Tintoretto. Gli amori borghesi di Venere e Marte

La vicenda degli amori adulterini tra Venere e Marte è antichissima nella mitologia ellenica e letterariamente elaborata già nell’Odissea.
Il fabbro Vulcano, stimato per la sua bravura e molto agiato grazie alle rinomate produzioni della sua sotterranea fucina, è brutto e zoppo. Proprio lui che vive tra fumi e fuochi è riuscito a sposare la più affascinante divinità dell’Olimpo, Venere in persona. La dea dell'amore però lo tradisce, spesso e volentieri, con immortali e mortali.

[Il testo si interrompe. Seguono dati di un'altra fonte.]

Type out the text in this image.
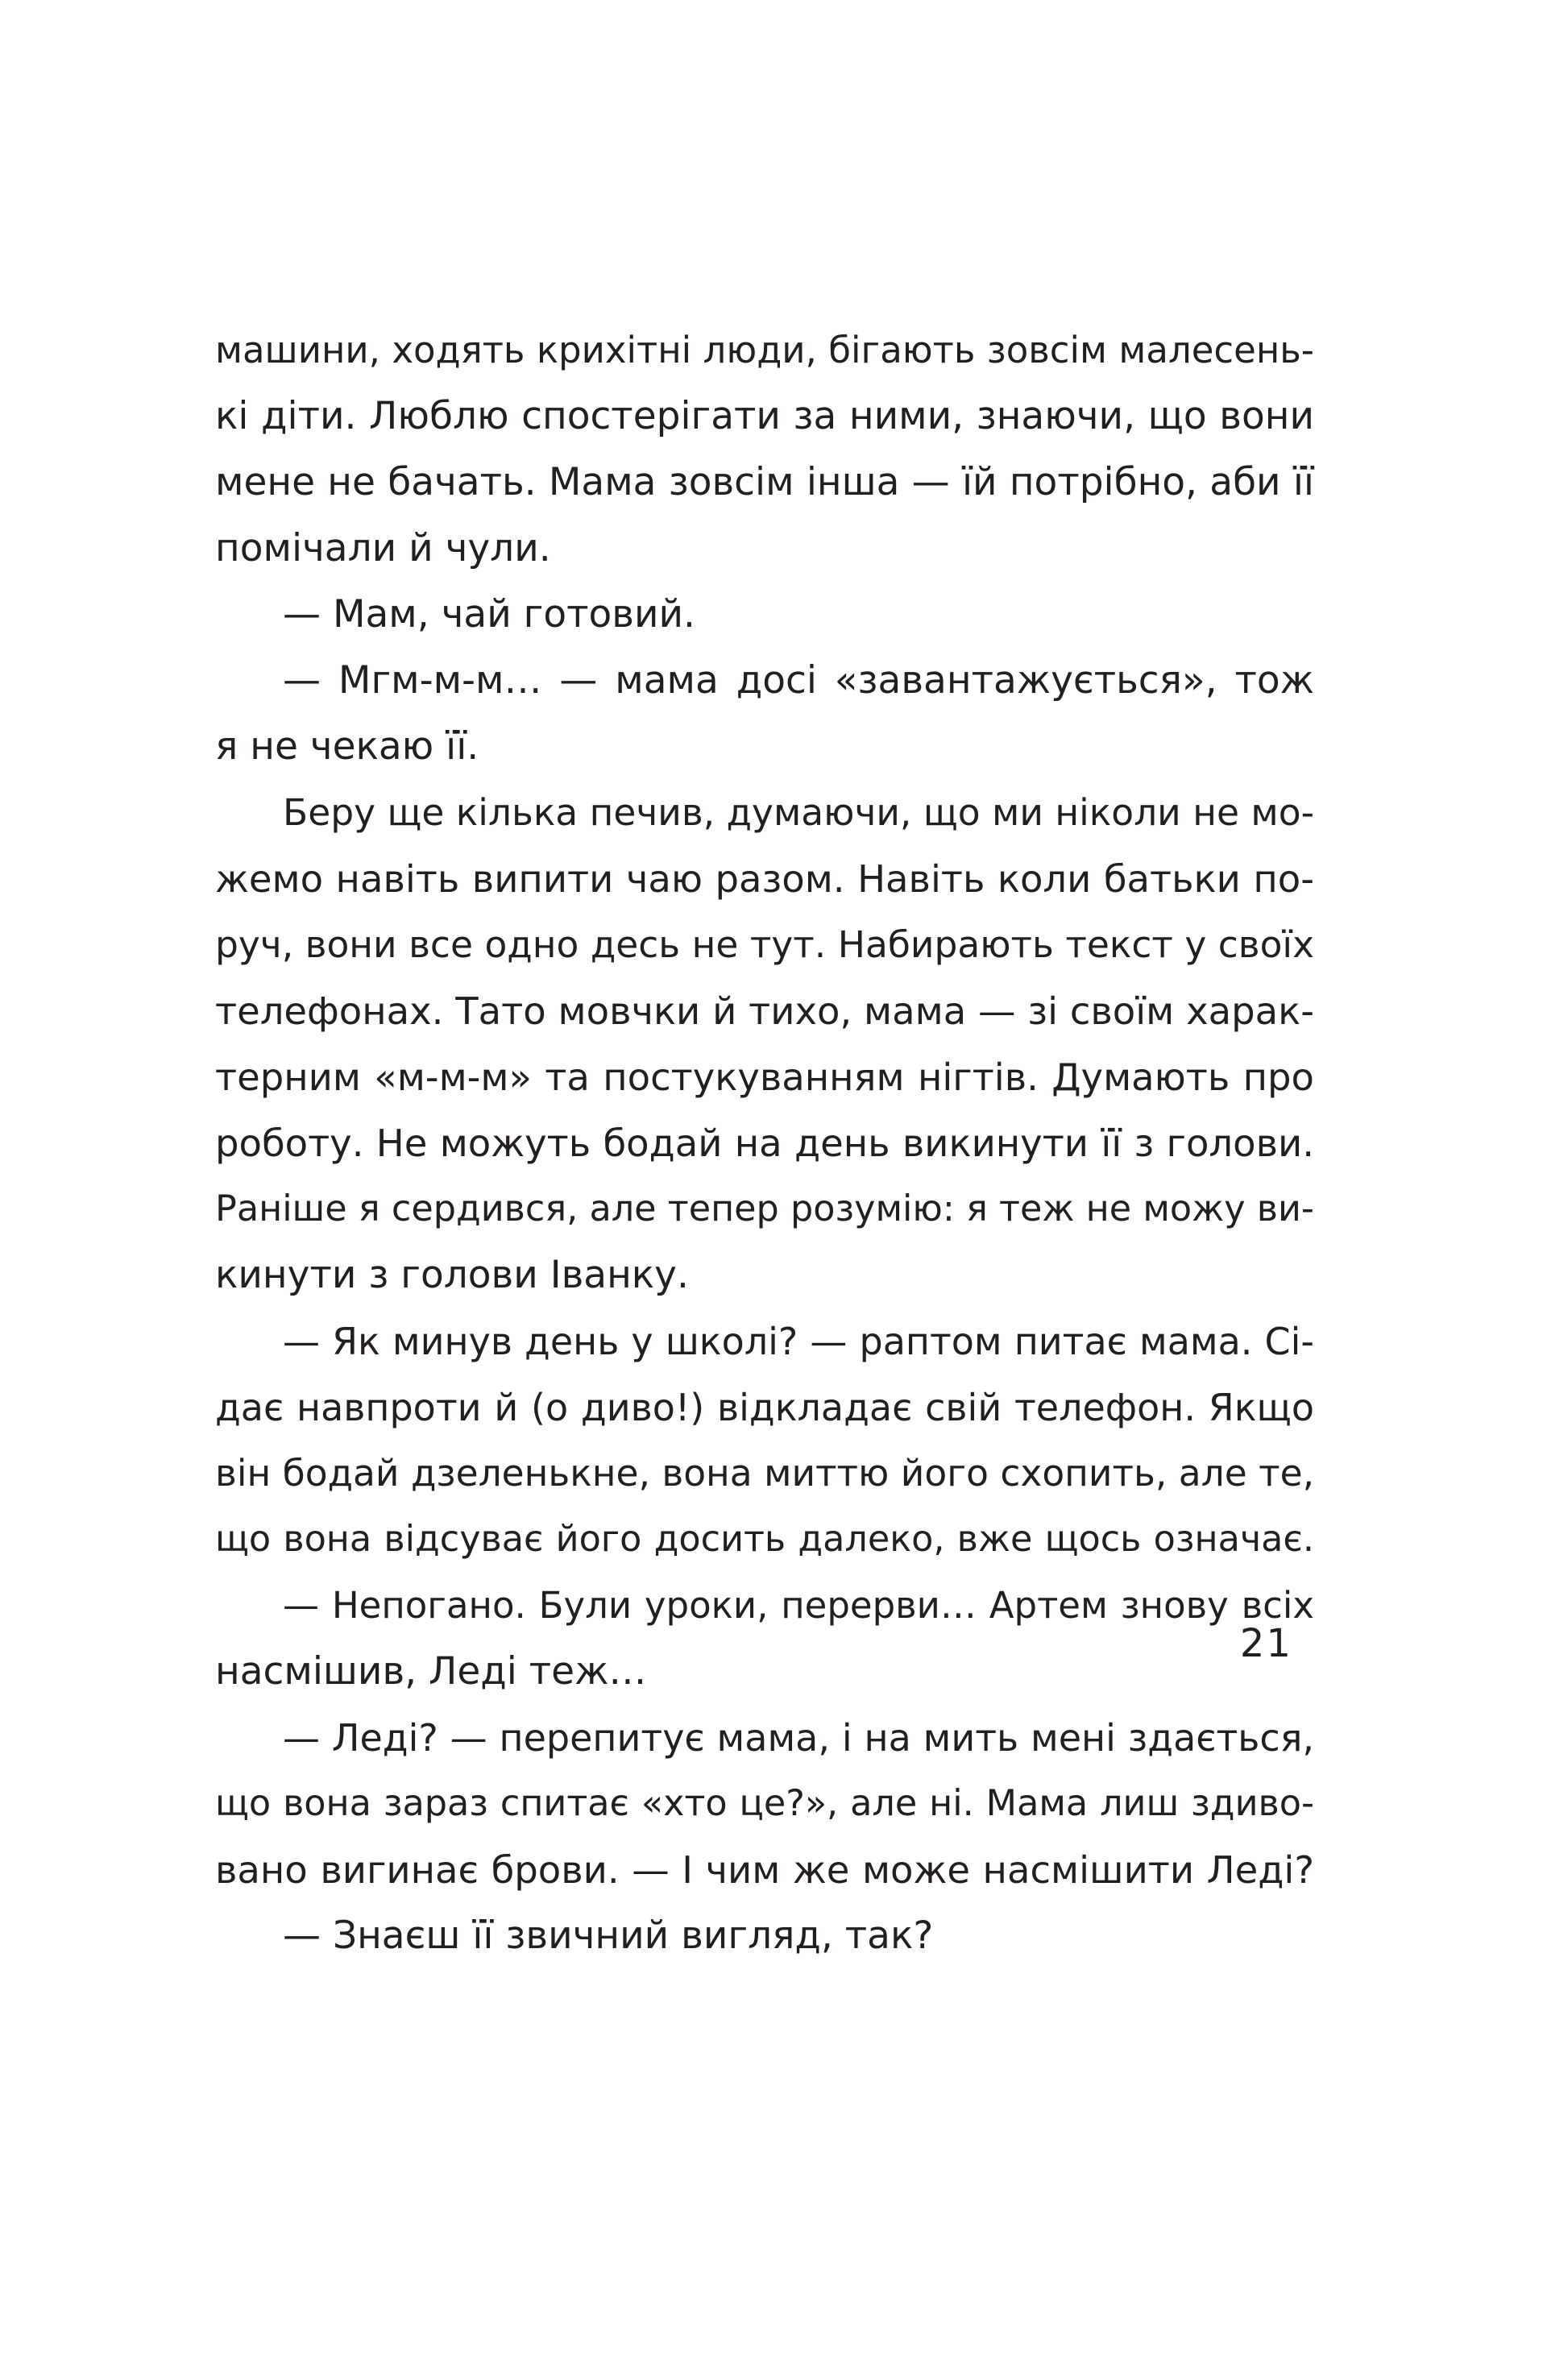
машини, ходять крихітні люди, бігають зовсім малесень-
кі діти. Люблю спостерігати за ними, знаючи, що вони
мене не бачать. Мама зовсім інша — їй потрібно, аби її
помічали й чули.
— Мам, чай готовий.
— Мгм-м-м… — мама досі «завантажується», тож
я не чекаю її.
Беру ще кілька печив, думаючи, що ми ніколи не мо-
жемо навіть випити чаю разом. Навіть коли батьки по-
руч, вони все одно десь не тут. Набирають текст у своїх
телефонах. Тато мовчки й тихо, мама — зі своїм харак-
терним «м-м-м» та постукуванням нігтів. Думають про
роботу. Не можуть бодай на день викинути її з голови.
Раніше я сердився, але тепер розумію: я теж не можу ви-
кинути з голови Іванку.
— Як минув день у школі? — раптом питає мама. Сі-
дає навпроти й (о диво!) відкладає свій телефон. Якщо
він бодай дзеленькне, вона миттю його схопить, але те,
що вона відсуває його досить далеко, вже щось означає.
— Непогано. Були уроки, перерви… Артем знову всіх
насмішив, Леді теж…
— Леді? — перепитує мама, і на мить мені здається,
що вона зараз спитає «хто це?», але ні. Мама лиш здиво-
вано вигинає брови. — І чим же може насмішити Леді?
— Знаєш її звичний вигляд, так?
21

Con Marte, il robusto dio della guerra, addirittura mette in piedi una vera e propria tresca. La vendetta del dio fabbro e inventore sarà costituita da una rete metallica che pescherà gli amanti e li esporrà a un universale dileggio.
Molte sono state dall'antichità al David e oltre le rappresentazioni pittoriche del mito, ciascuna con una sua lettura tesa a privilegiare questo o quell'aspetto, questo o quel momento. Nel quadro di Tintoretto, "Venere, Vulcano e Marte", un grande olio su tela del 1551/52, oggi alla Alte Pinakothek di Monaco, c'è soltanto la scoperta dell'inganno. Anzi – a ben vedere – l'unica ad essere scoperta dal vecchio marito nuda e rilassata è Venere. L'eroico dio guerriero si è nascosto sotto il letto. Se ne vede solo l'elmo e un pezzo di volto. Un piccolo cane abbaia verso di lui, rivelando la presenza di un intruso. 
In tutto ciò non c'è il minimo sentore di divino, se non forse nella presenza del piccolo Cupido dormiente in una culla, testimone, forse involontario, dell'adulterio e dell'arrivo del marito geloso. 
Mi pare che si possa e si debba parlare, come del resto hanno fatto in molti, di erotismo borghese, sotto l'insegna del Boccaccio.